To illustrate this point, let’s look at a naive solution (which I initially wrote :) ):

  implicit def observable2Enumerator[T](obs: Observable[T]): Enumerator[T] = {
var subscription: Option[Subscription] = None                               // 1
Concurrent.unicast[T](onStart = { chan =>
subscription = Some(obs.subscribe(new ChannelObserver(chan)))             // 2
}, onComplete = {
subscription.foreach(_.unsubscribe)                                       // 3
}), onError = { (_,_) =>
subscription.foreach(_.unsubscribe)                                       // 4
}
}
class ChannelObserver[T](chan: Channel[T]) extends rx.Observer[T] {
def onNext(arg: T): Unit = chan.push(arg)
def onCompleted(): Unit = chan.end()
def onError(e: Throwable): Unit = chan.end(e)
}

1. We create a (gasp!) mutable variable subscription which holds an optional Subscription
2. When we subscribe to the observer we capture the subscription in the previously defined subscription variable
3. When the onComplete function is invoked we unsubscribe from the subscription if it exists (which it should!)
4. Same as #3 exception when onError is invoked.

Notice that this naive solution only allows for a single Iteratee to be attached to the resulting enumerator at a given time, and hence is not a thread safe solution.

Ok, so how do we create a thread safe enumerator that we can unsubscribe from? Well unfortunately I did not see an easy way to do this using built in Iteratee helpers, so I ended up modifying and creating my own unicast function. My implementation of the unicast function takes a single onStart function as a parameter. The onStart function takes a channel just like before, however instead of returning Unit, it returns a tuple of two functions, an onComplete and an onError function. These completion and error functions are called when the iteration that created them is completed or errored out. This way we can properly clean up a subscription when the iteration that is using it is completed. I’m not going to cover the new unicast function here, but you can find it along with all the code in this post on my github account.

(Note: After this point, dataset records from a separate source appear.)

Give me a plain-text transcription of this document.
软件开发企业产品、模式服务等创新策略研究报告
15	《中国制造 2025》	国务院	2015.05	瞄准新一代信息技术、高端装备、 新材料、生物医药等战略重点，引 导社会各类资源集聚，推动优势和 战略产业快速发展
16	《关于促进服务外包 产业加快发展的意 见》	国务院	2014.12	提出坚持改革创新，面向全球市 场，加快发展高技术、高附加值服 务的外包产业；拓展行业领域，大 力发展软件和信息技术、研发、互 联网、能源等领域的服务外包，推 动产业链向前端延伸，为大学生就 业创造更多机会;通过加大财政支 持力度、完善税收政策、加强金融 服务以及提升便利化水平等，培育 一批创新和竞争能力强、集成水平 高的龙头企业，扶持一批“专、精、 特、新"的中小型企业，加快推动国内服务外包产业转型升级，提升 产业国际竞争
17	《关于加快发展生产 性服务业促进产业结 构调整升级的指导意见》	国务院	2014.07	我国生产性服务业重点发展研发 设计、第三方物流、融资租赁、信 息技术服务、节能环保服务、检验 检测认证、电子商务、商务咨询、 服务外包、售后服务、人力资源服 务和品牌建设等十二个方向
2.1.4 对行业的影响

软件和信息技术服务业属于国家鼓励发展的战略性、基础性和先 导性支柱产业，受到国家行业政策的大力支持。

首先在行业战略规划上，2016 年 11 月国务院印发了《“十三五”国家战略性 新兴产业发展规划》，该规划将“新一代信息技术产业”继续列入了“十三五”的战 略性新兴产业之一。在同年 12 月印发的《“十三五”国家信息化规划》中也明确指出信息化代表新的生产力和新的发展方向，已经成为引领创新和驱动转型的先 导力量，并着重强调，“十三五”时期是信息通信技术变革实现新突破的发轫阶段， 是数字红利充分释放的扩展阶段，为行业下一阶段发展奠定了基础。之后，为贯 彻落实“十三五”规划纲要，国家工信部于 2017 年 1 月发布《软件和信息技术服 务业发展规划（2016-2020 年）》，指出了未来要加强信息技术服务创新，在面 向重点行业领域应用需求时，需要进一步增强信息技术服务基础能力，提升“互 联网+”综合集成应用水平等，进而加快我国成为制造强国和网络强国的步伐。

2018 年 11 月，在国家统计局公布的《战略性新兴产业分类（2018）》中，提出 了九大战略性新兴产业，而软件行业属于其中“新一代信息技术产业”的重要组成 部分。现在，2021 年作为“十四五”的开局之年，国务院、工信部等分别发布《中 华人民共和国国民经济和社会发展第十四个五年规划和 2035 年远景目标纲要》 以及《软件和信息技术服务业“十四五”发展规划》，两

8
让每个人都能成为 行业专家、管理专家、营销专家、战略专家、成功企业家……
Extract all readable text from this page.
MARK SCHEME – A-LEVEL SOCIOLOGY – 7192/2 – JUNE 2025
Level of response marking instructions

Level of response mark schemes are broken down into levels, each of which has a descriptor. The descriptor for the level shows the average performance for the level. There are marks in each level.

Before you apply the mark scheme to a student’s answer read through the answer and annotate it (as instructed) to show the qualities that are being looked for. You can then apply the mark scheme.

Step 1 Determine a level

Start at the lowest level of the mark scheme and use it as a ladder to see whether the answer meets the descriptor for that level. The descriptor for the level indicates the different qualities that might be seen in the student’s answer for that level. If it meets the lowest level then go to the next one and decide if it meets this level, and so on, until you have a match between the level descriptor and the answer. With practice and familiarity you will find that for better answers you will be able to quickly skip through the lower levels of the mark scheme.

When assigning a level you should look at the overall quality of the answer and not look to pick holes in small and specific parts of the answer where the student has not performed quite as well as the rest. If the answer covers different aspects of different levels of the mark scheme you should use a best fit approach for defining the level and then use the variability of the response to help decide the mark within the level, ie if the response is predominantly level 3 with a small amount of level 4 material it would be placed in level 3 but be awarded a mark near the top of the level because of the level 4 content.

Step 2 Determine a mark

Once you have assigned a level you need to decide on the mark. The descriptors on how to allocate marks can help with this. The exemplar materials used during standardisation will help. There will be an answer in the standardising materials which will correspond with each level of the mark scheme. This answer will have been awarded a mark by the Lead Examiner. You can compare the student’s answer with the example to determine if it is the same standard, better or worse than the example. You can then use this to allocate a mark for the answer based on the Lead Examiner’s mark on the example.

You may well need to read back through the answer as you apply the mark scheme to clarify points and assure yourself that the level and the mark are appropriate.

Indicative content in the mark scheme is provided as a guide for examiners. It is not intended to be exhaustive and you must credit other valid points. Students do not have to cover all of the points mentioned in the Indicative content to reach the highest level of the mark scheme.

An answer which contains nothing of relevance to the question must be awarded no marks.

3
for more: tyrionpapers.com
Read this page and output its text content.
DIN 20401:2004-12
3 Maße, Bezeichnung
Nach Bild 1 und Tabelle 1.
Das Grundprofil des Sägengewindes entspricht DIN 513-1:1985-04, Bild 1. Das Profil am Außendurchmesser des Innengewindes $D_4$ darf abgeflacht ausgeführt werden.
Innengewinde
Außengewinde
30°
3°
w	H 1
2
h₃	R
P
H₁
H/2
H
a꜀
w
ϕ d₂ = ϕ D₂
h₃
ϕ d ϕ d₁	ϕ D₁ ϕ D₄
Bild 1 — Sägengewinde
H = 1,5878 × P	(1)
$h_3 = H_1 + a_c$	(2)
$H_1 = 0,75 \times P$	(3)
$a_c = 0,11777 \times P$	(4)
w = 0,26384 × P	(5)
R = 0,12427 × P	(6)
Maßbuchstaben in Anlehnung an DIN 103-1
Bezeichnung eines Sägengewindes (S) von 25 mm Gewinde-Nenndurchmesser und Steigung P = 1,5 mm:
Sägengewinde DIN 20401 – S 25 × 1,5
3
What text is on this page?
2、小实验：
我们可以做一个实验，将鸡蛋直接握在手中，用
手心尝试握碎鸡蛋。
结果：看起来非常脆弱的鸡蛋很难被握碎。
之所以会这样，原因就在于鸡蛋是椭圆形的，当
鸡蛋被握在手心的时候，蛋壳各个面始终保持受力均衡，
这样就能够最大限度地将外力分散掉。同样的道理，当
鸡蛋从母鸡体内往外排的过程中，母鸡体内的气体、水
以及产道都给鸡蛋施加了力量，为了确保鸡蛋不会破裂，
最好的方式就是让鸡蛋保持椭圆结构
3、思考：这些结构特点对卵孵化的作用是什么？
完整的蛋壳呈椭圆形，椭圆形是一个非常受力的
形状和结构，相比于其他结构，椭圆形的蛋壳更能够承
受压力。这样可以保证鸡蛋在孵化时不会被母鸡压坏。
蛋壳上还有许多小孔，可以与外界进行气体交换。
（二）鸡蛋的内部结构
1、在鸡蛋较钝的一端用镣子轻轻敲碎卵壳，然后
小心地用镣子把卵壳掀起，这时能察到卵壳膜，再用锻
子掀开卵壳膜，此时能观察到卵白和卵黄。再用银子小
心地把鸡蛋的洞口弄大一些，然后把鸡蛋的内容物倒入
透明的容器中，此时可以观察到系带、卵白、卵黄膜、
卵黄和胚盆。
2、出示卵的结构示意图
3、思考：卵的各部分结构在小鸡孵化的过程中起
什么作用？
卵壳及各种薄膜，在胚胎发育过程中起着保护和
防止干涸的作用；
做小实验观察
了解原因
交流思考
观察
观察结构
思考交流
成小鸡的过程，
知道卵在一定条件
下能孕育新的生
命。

Here’s what the new conversion function looks like:

  implicit def observable2Enumerator[T](obs: Observable[T]): Enumerator[T] = {
unicast[T] { (chan) =>                                                      // 1
val subscription = obs.subscribe(new ChannelObserver(chan))               // 2
val onComplete = { () => subscription.unsubscribe }                       // 3
val onError = { (_: String, _: Input[T]) => subscription.unsubscribe }    // 4
(onComplete, onError)                                                     // 5
}
}
class ChannelObserver[T](chan: Channel[T]) extends rx.Observer[T] {
def onNext(arg: T): Unit = chan.push(arg)
def onCompleted(): Unit = chan.end()
def onError(e: Throwable): Unit = chan.end(e)
}

1. We’re invoking the (custom) unicast function with an onStart function that take a channel and returns a tuple of two functions
2. We capturing the subscription when we subscribe to the observer
3. Next we’re creating an onComplete function that unsubscribes from the subscription
4. Then we’re creating an onError function that will also unsubscribe from the subscription
5. Finally we’re returning both the onComplete and onError functions so that they can be called when the current iteration completes or errors

And there you have it a working Observable -> Enumerator conversion that properly handles unsubscription. One note, if anyone knows a better way to achieve this than hand rolling my own unicast function please let me know!

## Conclusion

I personally was overly focused on a single path of communication, that is Producer -> Subscriber and did not fully appreciate that in Rx the lines of communication move both ways. I hope that now if you, like me, thought about Rx this way now have a deeper appreciation for the fact that Rx is not just a one way stream of data. All of the code in this post can be found here, thanks for reading!